Murray N. Rothbard’s “Foreign Policy for the Post-Cold War World” (May 1990) covers much territory in a fine fashion. However, his assessment of the Soviet situation does not rest on solid ground.

John T. Flynn prophesied the coming of fascism in the United States without realizing that fascism is merely communism in uniform with white gauntlets. Samuel Goldwyn has good advice for prophets: “Never prophesy—particularly the future.”

The Soviet situation has yet to play itself out. So also Jeane Kirkpatrick’s thesis regarding totalitarianism and authoritarianism. The totalitarians—Hitler, Mussolini, Allende, Ceausescu, and other small fry—were old soldiers who did not fade away, so they had to be blown away. The odds are that a hurricane will come to the Soviet Union.
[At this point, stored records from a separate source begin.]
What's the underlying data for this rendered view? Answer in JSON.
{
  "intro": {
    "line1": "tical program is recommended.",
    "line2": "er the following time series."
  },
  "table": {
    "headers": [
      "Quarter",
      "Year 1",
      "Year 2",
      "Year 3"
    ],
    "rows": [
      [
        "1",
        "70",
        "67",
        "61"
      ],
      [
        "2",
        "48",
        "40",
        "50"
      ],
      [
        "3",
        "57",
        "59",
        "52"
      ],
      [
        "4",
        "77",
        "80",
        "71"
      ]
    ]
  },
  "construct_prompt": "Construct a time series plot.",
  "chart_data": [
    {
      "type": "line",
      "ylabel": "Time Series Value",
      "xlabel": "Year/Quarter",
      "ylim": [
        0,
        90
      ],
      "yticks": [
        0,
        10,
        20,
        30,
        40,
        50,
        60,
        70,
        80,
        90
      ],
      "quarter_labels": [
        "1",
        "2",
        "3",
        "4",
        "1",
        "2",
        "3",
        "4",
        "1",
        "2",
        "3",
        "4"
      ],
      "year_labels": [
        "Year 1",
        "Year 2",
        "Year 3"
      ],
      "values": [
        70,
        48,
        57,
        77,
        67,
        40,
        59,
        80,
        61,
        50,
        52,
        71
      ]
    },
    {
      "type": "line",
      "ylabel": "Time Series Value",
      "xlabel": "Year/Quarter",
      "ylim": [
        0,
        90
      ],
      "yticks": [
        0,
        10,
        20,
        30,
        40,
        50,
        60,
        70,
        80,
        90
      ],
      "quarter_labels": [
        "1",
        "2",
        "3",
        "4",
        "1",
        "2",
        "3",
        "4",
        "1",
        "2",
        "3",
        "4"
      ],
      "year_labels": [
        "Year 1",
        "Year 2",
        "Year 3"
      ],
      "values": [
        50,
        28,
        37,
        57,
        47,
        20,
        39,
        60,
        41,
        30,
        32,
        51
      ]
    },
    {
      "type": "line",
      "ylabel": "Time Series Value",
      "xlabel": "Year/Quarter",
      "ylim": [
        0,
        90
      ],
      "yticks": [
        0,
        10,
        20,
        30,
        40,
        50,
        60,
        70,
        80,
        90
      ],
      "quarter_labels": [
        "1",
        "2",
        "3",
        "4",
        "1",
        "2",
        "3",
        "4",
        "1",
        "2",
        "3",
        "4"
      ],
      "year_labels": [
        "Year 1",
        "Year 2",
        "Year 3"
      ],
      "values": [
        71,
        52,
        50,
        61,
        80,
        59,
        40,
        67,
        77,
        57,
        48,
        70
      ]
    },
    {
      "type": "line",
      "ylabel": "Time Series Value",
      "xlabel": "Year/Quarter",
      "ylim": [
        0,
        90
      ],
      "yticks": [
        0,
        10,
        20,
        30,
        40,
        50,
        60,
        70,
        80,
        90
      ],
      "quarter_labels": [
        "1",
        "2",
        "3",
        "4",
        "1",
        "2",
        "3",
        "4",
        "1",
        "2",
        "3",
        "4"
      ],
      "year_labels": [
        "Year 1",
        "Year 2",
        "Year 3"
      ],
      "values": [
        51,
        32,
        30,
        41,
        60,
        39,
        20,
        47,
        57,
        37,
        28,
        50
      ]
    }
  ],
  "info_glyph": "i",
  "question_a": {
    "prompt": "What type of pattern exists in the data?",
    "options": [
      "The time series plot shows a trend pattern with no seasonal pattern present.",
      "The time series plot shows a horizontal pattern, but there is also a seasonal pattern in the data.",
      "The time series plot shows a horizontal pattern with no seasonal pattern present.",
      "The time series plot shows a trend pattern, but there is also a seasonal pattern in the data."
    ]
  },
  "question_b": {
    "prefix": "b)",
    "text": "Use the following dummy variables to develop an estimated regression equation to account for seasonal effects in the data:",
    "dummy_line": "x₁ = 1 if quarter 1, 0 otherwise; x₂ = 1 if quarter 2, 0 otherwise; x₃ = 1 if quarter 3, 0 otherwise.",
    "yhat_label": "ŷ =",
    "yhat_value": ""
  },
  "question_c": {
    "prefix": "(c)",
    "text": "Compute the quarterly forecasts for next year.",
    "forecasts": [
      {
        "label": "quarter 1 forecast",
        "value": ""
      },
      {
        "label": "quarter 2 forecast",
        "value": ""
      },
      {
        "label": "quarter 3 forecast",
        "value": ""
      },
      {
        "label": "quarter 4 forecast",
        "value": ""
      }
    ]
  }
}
As Clausewitz said over a century ago, “Such a country [Russia] can only be subdued by its own weaknesses, and by the effects of internal dissension. In order to strike these vulnerable points in its political existence, the country must be shaken to its very center.” Lenin echoed this in his works, crediting Clausewitz, his mentor.

Pan-Slavism and Russophilism still have deep roots in Soviet areas and will be a major concern. We seem not to understand that while the United States is composed of many tribes of the earth, none are clinging to a bit of American real estate called a homeland, motherland, or fatherland. The rest of the world is saddled with tribal loyalties, with the many tribes, large and small, securely attached to their bit of ground. The many European wars arose from emotional tribal/land outbreaks.

Lord Brougham, a Scottish jurist, said, “Education makes people easy to lead, but difficult to drive; easy to govern but impossible to enslave.” We have yet to see just how educated the people of the Soviet Union are; if the performance of the economy is any measure, it appears the people still have a way to go.

        —Richard L. Barkley
Palo Alto, CA

Mr. Rothbard Replies:

I appreciate Mr. Barkley’s thoughtful comments. However, it strikes me that John T. Flynn’s warning of a coming American fascism was all too prophetic. What else but a “virtuous and polite . . . bureaucratic state . . . the great national banker and investor . . . a powerfully centralized government . . . masquerading under the guise of the champion of democracy” have we been living under?

I have always maintained that the collapse of communism was inevitable; what is never predictable is the timing: in Eastern Europe it took 44 years, in the Soviet Union, 72.

It is certainly true that post-communist Europe will be no Garden of Eden; instead, Europe and near-Asia are reverting to ethnic nationalisms, which indeed have been responsible for modern European wars. But this is the point: that there is no need for the United States to become embroiled in them, especially now that international communism is, to say the least, no longer a monolith. Furthermore, not only has the Soviet empire in Eastern Europe collapsed, but crumbling also is the old Russian Czarist empire. From the Baltics to the Ukraine to Kazakhstan, the conquered periphery of the old Muscovite empire is beginning to demand autonomy and even national independence. In that context, Pan-Slavism and Russophilism are about the last things in the world that the United States has to worry about.

As for education, I see no correlation with freedom or resistance to tyranny: certainly the population of Germany during the 1930’s was one of the most highly educated in the world. Nor, alas, has education saved Germany, Great Britain, or even the United States from highly destructive economic policies. I am reminded of a charming and effective paper once delivered to a scholarly conference on education by the distinguished philosopher John O. Nelson. Nelson pointed out that the major argument for compulsory education and the public school in the 19th century was that the spread of education was bound to lower the crime rate. He then presented a simple chart showing the behavior of education and crime rates per capita in the United States ever since: both figures, of course, have increased astronomically at much the same rate. While this correlation hardly proves that more education increases crime, it surely casts grave doubt on the opposite thesis.